#SergioBonelliEditore / Orfani: Sam – Duello al sole – Recensione

Redazione Geek Area

C’è un aspetto della narrazione seriale a fumetti che mi ha sempre affascinato molto: la percezione che ha il lettore del cambio di disegnatore tra un numero e l’altro della stessa testata. La sensazione è che, salvo rari casi in cui lo stile del disegnatore di turno sia estremamente particolare (o che sia semplicemente molto diverso da quello del mese precedente), il lettore non riesca a percepire a pieno questo avvicendamento durante la lettura di albi diversi. Chi segue una testata regolare da anni, probabilmente l’acquisterà a prescindere da chi sia la firma di un determinato numero (discorso che può essere fatto anche per l’avvicendamento degli sceneggiatori), facendo passare l’aspetto autoriale della questione in secondo piano.

Questo meccanismo può essere trasposto, cambiando linguaggio, al mondo delle serie televisive in cui, sotto la direzione dello showrunner, è presente un diverso regista per ogni puntata. Lo spettatore medio delle serie tv nota questa differenza? Probabilmente no, ma sicuramente ci saranno episodi che, più o meno consciamente, lo colpiranno maggiormente rispetto ad altri, proprio grazie a questo o quel regista.

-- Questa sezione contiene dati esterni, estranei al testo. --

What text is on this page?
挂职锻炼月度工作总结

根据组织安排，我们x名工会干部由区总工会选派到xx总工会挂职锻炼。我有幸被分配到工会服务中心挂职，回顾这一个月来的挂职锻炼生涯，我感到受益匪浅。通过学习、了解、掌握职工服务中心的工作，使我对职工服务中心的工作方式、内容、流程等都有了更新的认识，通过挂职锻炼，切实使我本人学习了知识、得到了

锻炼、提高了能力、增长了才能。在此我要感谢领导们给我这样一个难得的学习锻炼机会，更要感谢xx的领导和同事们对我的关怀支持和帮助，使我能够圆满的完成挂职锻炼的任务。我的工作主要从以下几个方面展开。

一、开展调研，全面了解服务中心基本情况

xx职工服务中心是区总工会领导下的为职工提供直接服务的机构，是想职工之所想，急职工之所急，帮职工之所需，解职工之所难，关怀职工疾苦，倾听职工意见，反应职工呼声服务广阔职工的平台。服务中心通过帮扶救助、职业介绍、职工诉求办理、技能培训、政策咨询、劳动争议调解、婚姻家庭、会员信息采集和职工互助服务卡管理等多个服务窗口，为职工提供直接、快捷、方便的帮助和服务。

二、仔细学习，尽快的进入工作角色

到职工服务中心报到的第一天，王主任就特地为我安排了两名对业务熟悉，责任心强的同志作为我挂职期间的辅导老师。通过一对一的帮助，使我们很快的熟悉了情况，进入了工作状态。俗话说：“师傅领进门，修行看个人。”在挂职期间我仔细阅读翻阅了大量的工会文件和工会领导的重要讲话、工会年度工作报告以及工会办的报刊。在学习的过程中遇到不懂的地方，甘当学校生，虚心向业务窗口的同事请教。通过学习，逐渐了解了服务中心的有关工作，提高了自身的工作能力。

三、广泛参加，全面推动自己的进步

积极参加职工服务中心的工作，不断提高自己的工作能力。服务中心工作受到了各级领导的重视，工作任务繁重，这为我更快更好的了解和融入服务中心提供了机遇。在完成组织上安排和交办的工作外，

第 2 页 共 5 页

Roberto Recchioni non ha mai nascosto un’analogia di linguaggio tra i suoi lavori seriali a fumetti e la struttura delle serie televisive, anzi. Orfani, in questo senso, non fa eccezione: dodici numeri a stagione (archi narrativi) e grande alternanza di disegnatori (talvolta anche di sceneggiatori) ad altissimi livelli, tra un volume e l’altro, per raccontare con sfumature diverse un’unica storia. La differenza, però, rispetto ad altre testate mensili targate SBE, sta nel modo in cui viene gestito il parco autori: non si avvicendano numero per numero, ma vengono proposte più mani su ogni volume. Perché? Proviamo a fare un’ipotesi.

La narrazione di Orfani porta avanti diverse sottotrame, che a loro volta sono ambientate in diverse arene, con mood molto differenti tra loro. Ogni disegnatore di Orfani racconta una porzione della storia, con determinati personaggi e ambienti, in modo personale, con differenze molto marcate. Questo cosa implica? Un modo differente di raccontare la macrostoria, più articolato, che enfatizza al meglio il cambiamento dei toni al cambiare delle circostanze narrate. Con questo modus operandi si arriva, dunque, a numeri come il quinto della sesta stagione di Orfani: SamDuello al sole, in cui vediamo impegnati sei disegnatori e tre coloristi diversi.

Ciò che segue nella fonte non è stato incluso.